A CHURCH FOR THE TWENTY-FIRST CENTURY
Generation X's unique view of life poses significant challenges for the church that will require wrestling with some basic questions: Which of our beliefs are culturally bound? Can we learn from the postmodern mind with regard to issues such as community and transparency? Do we need to make racial reconciliation a higher priority? "We have to look to ways to become relevant without compromising," says Barna.
With so much change and pressure for more change, Grenz feels that this is a unique time to reevaluate our evangelical faith. "The essence of evangelicalism is not only doctrinal statements; it's also a unique vision of the Christian faith—a personal encounter with God. This focus will not change—there is something timeless and cross-cultural about it—but its packaging and terminology may need to."
Secular writer and Generation X spokesman Douglas Coupland reveals just how timeless the quest for God is. In his latest book, "Life After God," following a 360-page spiritual journey looking for meaning in his life, Coupland concludes: "My secret is that I need God -that I am sick and can no longer make it alone. I need God to help me give, because I no longer seem to be capable of giving; to help me be kind, as I no longer seem capable of kindness; to help me love, as I seem beyond being able to love."
It is on this Xer longing that those advocating changes within the church are focused. But will the church take to these adjustments?
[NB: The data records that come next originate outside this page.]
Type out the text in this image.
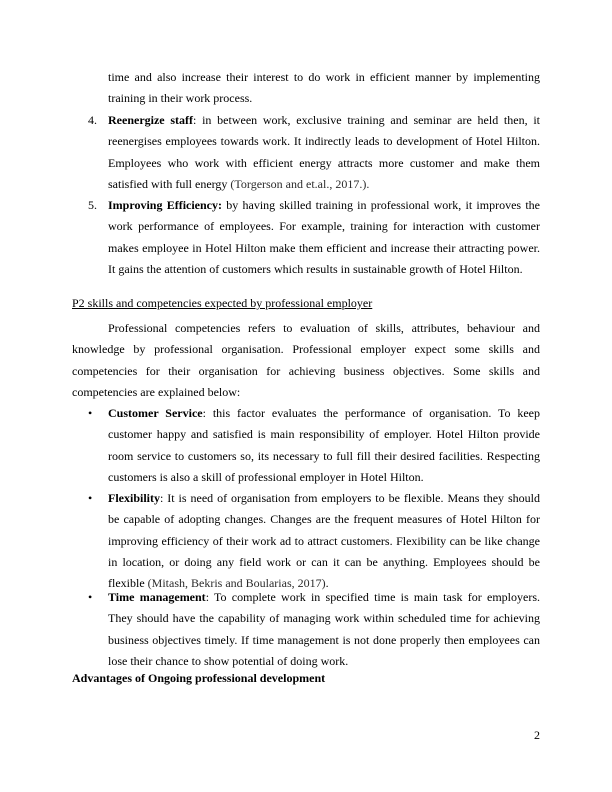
time and also increase their interest to do work in efficient manner by implementing training in their work process.

4. Reenergize staff: in between work, exclusive training and seminar are held then, it reenergises employees towards work. It indirectly leads to development of Hotel Hilton. Employees who work with efficient energy attracts more customer and make them satisfied with full energy (Torgerson and et.al., 2017.).

5. Improving Efficiency: by having skilled training in professional work, it improves the work performance of employees. For example, training for interaction with customer makes employee in Hotel Hilton make them efficient and increase their attracting power. It gains the attention of customers which results in sustainable growth of Hotel Hilton.

P2 skills and competencies expected by professional employer

Professional competencies refers to evaluation of skills, attributes, behaviour and knowledge by professional organisation. Professional employer expect some skills and competencies for their organisation for achieving business objectives. Some skills and competencies are explained below:

• Customer Service: this factor evaluates the performance of organisation. To keep customer happy and satisfied is main responsibility of employer. Hotel Hilton provide room service to customers so, its necessary to full fill their desired facilities. Respecting customers is also a skill of professional employer in Hotel Hilton.

• Flexibility: It is need of organisation from employers to be flexible. Means they should be capable of adopting changes. Changes are the frequent measures of Hotel Hilton for improving efficiency of their work ad to attract customers. Flexibility can be like change in location, or doing any field work or can it can be anything. Employees should be flexible (Mitash, Bekris and Boularias, 2017).

• Time management: To complete work in specified time is main task for employers. They should have the capability of managing work within scheduled time for achieving business objectives timely. If time management is not done properly then employees can lose their chance to show potential of doing work.

Advantages of Ongoing professional development

2
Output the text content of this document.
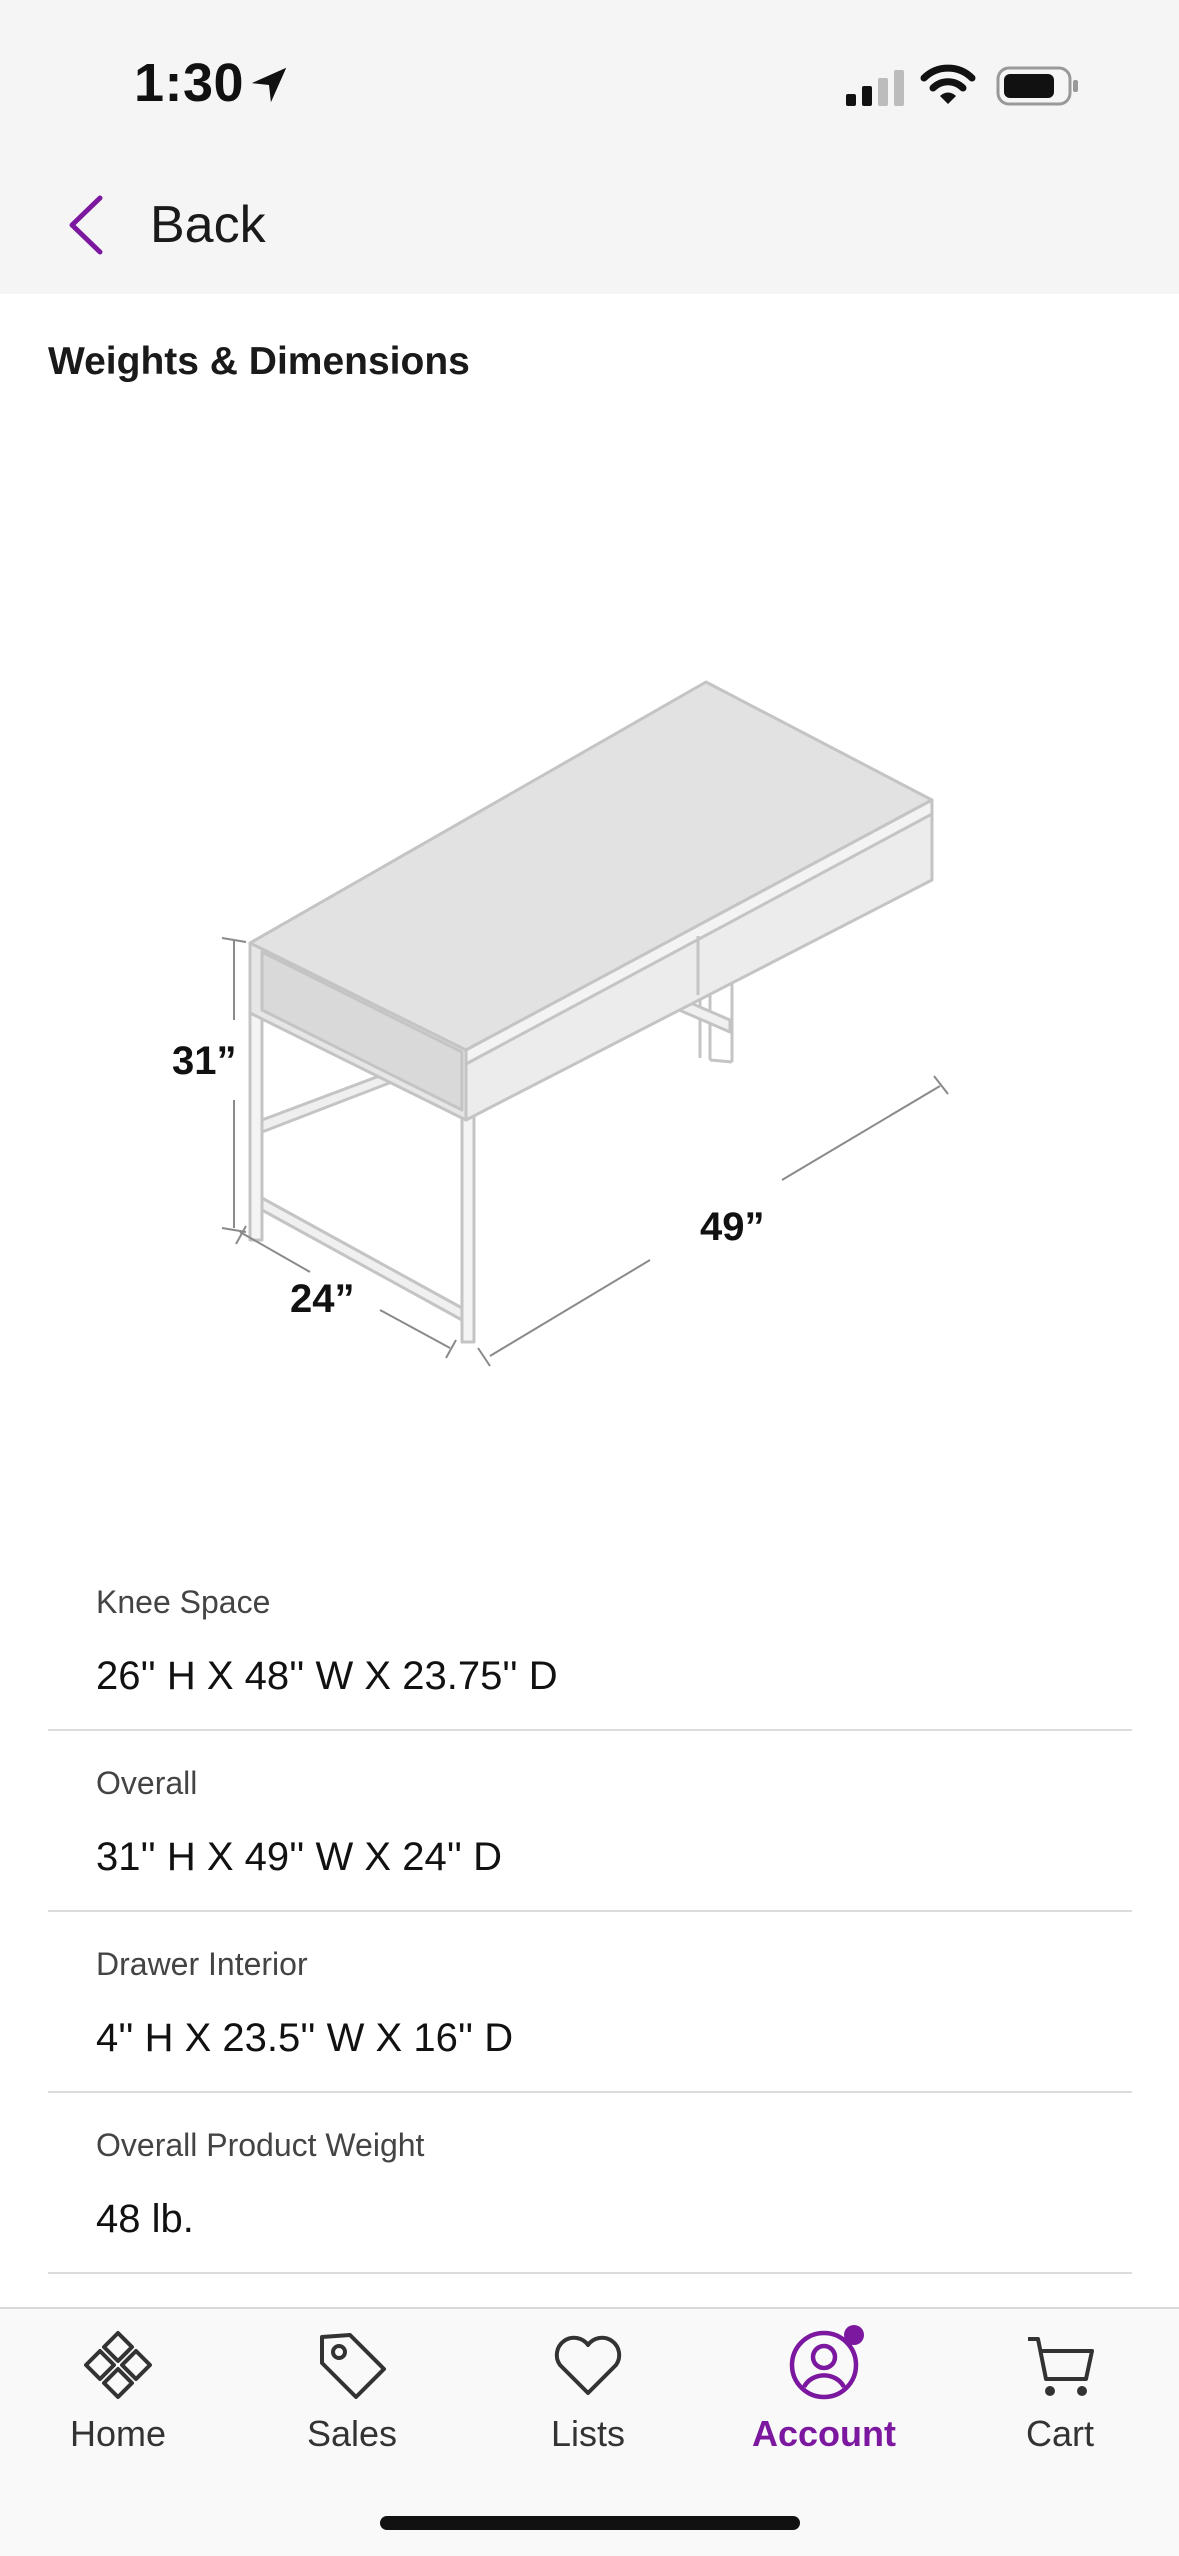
1:30
Back
Weights & Dimensions
31”
49”
24”
Knee Space
26'' H X 48'' W X 23.75'' D
Overall
31'' H X 49'' W X 24'' D
Drawer Interior
4'' H X 23.5'' W X 16'' D
Overall Product Weight
48 lb.
Home	Sales	Lists	Account	Cart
Fryling appeals to his peers to listen beyond the surface sounds of Xer rage and nihilism and hear instead their deeper cry for meaning: "Christian Xers need our encouragement to serve the Lord in their generation, not ours," he declares.
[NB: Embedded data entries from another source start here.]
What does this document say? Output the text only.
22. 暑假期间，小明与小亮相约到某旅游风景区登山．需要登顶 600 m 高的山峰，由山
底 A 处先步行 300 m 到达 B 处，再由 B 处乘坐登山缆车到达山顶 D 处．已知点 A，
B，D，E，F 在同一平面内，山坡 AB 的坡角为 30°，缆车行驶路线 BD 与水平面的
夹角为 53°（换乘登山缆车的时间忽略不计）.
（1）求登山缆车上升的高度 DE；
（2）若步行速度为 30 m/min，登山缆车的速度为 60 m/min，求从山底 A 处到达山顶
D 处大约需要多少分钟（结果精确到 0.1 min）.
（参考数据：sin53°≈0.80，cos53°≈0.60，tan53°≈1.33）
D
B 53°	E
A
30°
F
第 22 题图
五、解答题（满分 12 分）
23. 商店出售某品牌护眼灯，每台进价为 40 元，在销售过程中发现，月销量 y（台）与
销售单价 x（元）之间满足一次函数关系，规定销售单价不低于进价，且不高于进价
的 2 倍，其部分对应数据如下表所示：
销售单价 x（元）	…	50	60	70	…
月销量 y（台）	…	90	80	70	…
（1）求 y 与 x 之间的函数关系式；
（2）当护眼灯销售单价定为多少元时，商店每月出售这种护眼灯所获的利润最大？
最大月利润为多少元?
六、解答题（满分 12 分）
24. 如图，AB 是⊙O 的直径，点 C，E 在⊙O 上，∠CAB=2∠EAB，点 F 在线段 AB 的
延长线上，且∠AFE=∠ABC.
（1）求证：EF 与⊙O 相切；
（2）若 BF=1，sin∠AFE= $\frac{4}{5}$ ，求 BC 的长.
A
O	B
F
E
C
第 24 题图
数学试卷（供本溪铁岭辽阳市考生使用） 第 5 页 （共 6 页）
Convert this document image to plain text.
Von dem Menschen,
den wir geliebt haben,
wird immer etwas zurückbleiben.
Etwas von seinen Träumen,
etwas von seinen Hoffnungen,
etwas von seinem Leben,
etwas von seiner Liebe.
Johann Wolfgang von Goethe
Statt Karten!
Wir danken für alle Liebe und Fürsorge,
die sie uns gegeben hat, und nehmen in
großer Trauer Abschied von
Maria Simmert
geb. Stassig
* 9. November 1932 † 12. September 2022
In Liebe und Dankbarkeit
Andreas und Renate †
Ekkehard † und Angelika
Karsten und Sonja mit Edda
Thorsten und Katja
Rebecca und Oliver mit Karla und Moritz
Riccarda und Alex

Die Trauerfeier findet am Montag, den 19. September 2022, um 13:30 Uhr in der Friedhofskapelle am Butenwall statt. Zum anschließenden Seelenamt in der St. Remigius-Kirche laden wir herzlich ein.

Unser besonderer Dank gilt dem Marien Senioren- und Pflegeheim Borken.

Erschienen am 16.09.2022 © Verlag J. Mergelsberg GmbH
"We need to put spiritual venture capital into the younger evangelists' way of doing things," says Ford. "We have to remember that in the late 1940s, when Billy Graham, Youth for Christ, and Young Life were finding new ways to reach the new generation of that time, their new ways were not always accepted. But now we see that if it weren't for the risks they took, we would not be where we are today."
Strategies aside, Christian and non-Christian Xers alike take great comfort and strength from the Jesus of the Gospels, with whom they have much in common. Jesus was in his early thirties when he began his public work; he had no career path and no place he could call home. His greatest battles were against the dogmas of his day, and he showed little faith in institutions and rules and regulations. Rather, his message was of a Father full of grace, and the context of his work was his personal relationships. He built community, first with his small group of 12, and then across class, gender, racial, and lifestyle lines. He liked a good party, even turning water into wine to keep one from ending prematurely. He spoke against injustice and did not have the stomach for inauthentic people. He thought globally but acted locally.
As we confront the gnawing irrelevance of the church among many Xers, we must wrestle with the idea that Jesus would have felt very much at home with the MTV generation.
Andres Tapia, who at 34 lives in postboomer-prebuster limbo, is associate editor for Pacific News Service.